Melalui pendekatan hybrid paradox yang khas, penulis menggali makna-makna tersembunyi di balik desain, tata letak, dan fungsi ruang masjid sebagai pusat spiritual, sosial, ekologis, dan kultural. Buku ini bukan sekadar studi arsitektur atau sejarah, tetapi refleksi mendalam tentang bagaimana Islam Nusantara dibangun dengan cinta, kolaborasi, dan kesadaran konteks.
Ditulis dalam bentuk esai panjang yang mengalir, buku ini cocok dibaca oleh arsitek, akademisi, budayawan, santri, hingga siapa pun yang ingin memahami bagaimana warisan Walisongo tidak hanya layak dikenang, tapi juga layak dihidupkan kembali. Sebuah karya kontemplatif sekaligus inspiratif yang mengajak kita tidak hanya menjadi pewaris masjid, tetapi juga penjaga makna.
Dian Nafi adalah penulis, arsitek, dan peneliti yang mengabdikan diri pada pencarian titik temu antara spiritualitas, arsitektur, keberlanjutan, dan keadilan sosial. Latar belakang akademiknya di bidang arsitektur dan perencanaan kota berpadu dengan kepekaannya sebagai penulis kreatif dan pengamat budaya.
Sebagai dosen, fasilitator literasi, dan aktivis lingkungan binaan, Dian telah menulis berbagai buku, esai, dan artikel yang mengangkat tema Islam Nusantara, ekofeminisme, dan ruang-ruang inklusif. Ia dikenal melalui pendekatannya yang khas: menggabungkan riset akademik, narasi budaya, dan kedalaman refleksi spiritual dalam satu harmoni.

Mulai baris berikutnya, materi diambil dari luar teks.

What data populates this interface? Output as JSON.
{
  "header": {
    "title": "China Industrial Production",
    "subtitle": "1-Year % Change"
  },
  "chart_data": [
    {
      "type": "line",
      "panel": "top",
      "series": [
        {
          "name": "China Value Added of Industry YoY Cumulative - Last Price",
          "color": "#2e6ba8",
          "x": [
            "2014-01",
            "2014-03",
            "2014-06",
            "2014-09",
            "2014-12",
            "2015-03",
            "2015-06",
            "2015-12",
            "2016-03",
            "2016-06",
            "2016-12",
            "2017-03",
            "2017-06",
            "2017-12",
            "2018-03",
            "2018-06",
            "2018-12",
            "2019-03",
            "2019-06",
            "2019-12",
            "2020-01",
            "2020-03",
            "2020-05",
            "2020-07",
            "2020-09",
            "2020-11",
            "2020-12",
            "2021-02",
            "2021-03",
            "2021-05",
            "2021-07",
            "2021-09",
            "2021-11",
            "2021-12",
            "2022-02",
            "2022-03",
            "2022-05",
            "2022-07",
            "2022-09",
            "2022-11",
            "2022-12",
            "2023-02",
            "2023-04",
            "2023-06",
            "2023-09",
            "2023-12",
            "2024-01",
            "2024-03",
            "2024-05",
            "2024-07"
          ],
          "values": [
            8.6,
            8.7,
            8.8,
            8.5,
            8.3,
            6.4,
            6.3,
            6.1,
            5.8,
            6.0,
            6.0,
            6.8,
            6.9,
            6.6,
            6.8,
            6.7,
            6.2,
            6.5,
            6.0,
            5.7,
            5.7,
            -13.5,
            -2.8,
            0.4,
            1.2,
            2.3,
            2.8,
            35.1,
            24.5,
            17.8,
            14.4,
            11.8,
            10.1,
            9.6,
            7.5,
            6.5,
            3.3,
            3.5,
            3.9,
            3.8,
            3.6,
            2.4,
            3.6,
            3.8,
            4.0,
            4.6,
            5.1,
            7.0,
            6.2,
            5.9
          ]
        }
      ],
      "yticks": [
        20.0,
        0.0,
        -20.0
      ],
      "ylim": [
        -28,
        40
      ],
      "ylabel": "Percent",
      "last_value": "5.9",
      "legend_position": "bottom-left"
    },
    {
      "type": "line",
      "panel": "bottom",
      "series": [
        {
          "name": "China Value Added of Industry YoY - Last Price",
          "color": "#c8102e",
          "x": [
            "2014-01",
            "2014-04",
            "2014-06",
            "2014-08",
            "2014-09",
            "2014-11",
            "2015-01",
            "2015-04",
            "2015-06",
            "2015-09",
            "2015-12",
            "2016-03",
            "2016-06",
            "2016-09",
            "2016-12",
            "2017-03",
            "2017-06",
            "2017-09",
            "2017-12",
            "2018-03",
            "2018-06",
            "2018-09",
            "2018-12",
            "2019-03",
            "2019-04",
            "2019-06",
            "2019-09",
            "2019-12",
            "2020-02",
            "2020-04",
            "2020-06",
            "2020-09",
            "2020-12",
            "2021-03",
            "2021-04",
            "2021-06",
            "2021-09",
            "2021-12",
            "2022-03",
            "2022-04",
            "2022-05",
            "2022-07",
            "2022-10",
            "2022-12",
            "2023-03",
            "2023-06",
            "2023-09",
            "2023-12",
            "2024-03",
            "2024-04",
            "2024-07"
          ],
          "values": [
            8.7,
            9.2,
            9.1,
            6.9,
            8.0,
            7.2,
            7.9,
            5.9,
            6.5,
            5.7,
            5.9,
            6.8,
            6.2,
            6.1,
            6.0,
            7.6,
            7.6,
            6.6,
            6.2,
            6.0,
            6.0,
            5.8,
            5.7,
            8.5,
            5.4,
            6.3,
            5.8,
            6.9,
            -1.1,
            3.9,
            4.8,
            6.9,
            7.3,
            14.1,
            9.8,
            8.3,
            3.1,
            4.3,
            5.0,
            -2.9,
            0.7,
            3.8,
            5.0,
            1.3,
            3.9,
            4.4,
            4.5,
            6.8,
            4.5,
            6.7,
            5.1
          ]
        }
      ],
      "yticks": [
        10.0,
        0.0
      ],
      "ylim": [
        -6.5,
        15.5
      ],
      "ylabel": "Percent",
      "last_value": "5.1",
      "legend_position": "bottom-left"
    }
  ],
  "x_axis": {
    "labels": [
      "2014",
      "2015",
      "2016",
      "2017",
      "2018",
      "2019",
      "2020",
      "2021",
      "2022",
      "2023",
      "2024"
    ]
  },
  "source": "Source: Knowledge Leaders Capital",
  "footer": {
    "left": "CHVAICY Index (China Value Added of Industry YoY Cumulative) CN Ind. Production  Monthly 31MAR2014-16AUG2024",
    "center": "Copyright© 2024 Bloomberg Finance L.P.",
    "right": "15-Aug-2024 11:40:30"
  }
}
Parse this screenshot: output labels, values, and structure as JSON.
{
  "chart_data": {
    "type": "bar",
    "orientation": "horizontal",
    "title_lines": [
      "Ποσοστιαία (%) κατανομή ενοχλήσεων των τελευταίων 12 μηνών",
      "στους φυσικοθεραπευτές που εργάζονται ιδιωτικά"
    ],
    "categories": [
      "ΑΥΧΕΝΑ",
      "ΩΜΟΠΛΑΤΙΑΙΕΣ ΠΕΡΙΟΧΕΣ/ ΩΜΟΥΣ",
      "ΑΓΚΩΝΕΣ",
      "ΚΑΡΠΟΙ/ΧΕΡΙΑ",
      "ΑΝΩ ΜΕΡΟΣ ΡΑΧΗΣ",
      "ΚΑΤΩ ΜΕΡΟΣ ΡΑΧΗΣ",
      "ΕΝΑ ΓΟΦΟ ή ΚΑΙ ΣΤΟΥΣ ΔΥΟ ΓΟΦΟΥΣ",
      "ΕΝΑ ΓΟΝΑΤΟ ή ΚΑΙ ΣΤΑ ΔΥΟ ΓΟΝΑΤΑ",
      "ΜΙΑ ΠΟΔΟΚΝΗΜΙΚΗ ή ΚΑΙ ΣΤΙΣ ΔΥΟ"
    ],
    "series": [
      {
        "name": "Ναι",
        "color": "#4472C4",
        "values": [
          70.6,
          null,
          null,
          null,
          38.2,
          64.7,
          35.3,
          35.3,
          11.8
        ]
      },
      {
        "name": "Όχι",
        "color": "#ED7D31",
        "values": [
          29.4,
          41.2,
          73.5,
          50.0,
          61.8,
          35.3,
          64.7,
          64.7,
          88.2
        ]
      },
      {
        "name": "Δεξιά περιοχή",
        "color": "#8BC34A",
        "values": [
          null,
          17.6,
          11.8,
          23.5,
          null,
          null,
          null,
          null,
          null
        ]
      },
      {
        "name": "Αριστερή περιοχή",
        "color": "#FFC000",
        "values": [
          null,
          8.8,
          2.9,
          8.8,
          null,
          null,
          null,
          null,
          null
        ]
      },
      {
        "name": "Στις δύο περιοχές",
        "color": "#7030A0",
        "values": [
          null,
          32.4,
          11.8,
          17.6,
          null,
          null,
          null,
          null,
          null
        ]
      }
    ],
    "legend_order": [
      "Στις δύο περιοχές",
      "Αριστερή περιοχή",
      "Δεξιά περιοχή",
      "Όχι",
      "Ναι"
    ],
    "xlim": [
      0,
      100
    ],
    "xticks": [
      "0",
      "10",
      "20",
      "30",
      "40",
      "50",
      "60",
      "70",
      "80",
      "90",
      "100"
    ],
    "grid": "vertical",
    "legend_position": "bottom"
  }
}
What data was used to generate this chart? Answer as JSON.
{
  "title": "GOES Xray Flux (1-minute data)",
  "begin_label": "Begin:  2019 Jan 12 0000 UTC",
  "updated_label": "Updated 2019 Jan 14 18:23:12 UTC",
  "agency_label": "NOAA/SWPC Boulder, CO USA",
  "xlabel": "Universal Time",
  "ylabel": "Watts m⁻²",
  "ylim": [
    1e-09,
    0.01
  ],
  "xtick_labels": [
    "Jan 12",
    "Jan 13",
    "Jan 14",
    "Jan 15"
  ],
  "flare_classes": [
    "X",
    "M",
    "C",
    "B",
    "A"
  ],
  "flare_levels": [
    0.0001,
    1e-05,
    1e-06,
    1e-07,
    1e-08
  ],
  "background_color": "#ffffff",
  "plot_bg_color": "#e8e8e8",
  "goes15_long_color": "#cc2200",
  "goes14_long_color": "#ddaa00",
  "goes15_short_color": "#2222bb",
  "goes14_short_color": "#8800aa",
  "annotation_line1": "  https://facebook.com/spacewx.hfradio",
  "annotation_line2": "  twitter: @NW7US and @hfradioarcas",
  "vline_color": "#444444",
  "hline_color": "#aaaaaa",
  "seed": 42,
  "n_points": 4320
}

Karya ini merupakan bagian dari upaya panjangnya untuk menghidupkan kembali warisan arsitektur Islam dengan cara yang peka konteks, berakar budaya, dan menyemai masa depan. Bagi Dian, masjid bukan hanya bangunan ibadah, tetapi juga narasi peradaban yang harus terus ditafsir ulang dan dilanjutkan.